Posted: 24.04.2024 15:37:00

Lukashenko: nations’ strength is based on true values, aspiration for justice and self-belief

This year marks the 80th anniversary of Belarus’ liberation from Nazi invaders, and the generation of winners has shown that the strength of nations is rooted not in money, military power or ambition: it relies on true values, the aspiration for justice and self-belief – as stated by the President of Belarus, Aleksandr Lukashenko, at the 7th Belarusian People's Congress

Photo: www.president.gov.by

"When the enemy set foot on our territory, the Soviet country had not yet recovered from the devastation of the civil war," the President said. “People did not live in luxury, but they won – defeating the whole of Europe, which was rich but which had fallen under the banner of Nazism! They cleared their country of fascists. We also contributed to the recovery of those who had been looking on the Soviet people from above. We won then, because we fought for our native land, and that was giving strength to us. Our land gave us strength on the battlefield, helped survive grief, revamp what had been destroyed and not to take revenge.”

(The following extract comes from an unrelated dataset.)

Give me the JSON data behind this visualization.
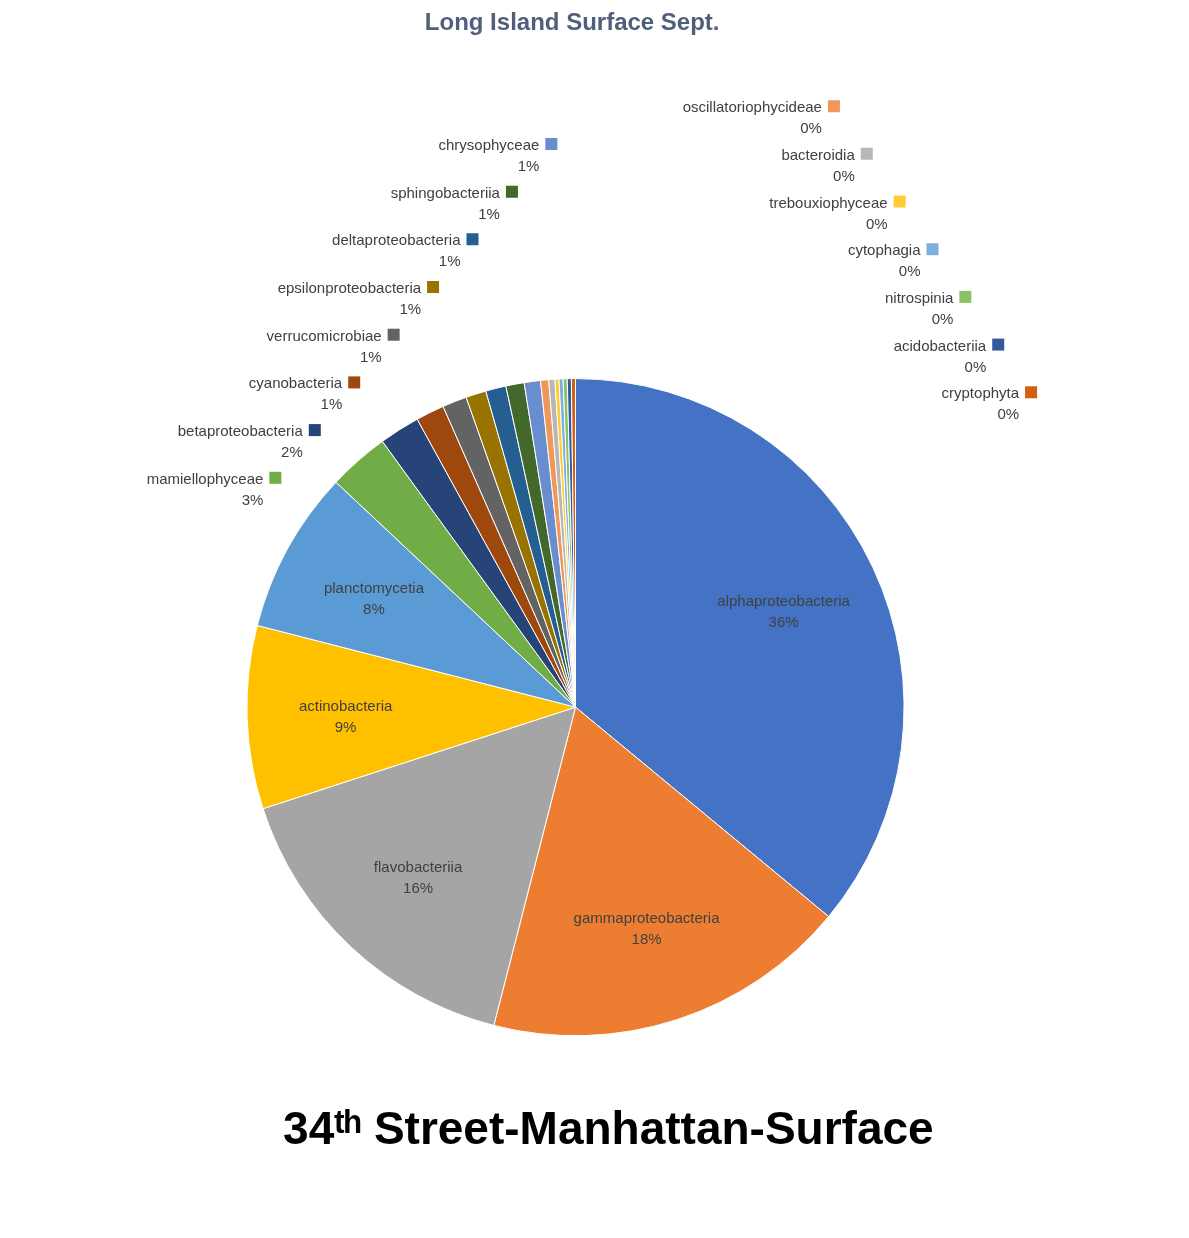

The President wondered who was made stronger by acts of intimidation, such as the bombing of Dresden, the atomic bombs dropped on Hiroshima and Nagasaki. “[Those acts] were absolutely senseless and cruel,” he continued. “There is a shameful page in history: hundreds of thousands of civilians were killed at the end of the war, when everything had been actually already decided. What was the sense for that? Those actions meant to declare their dominance to the whole world and keep the planet at bay.”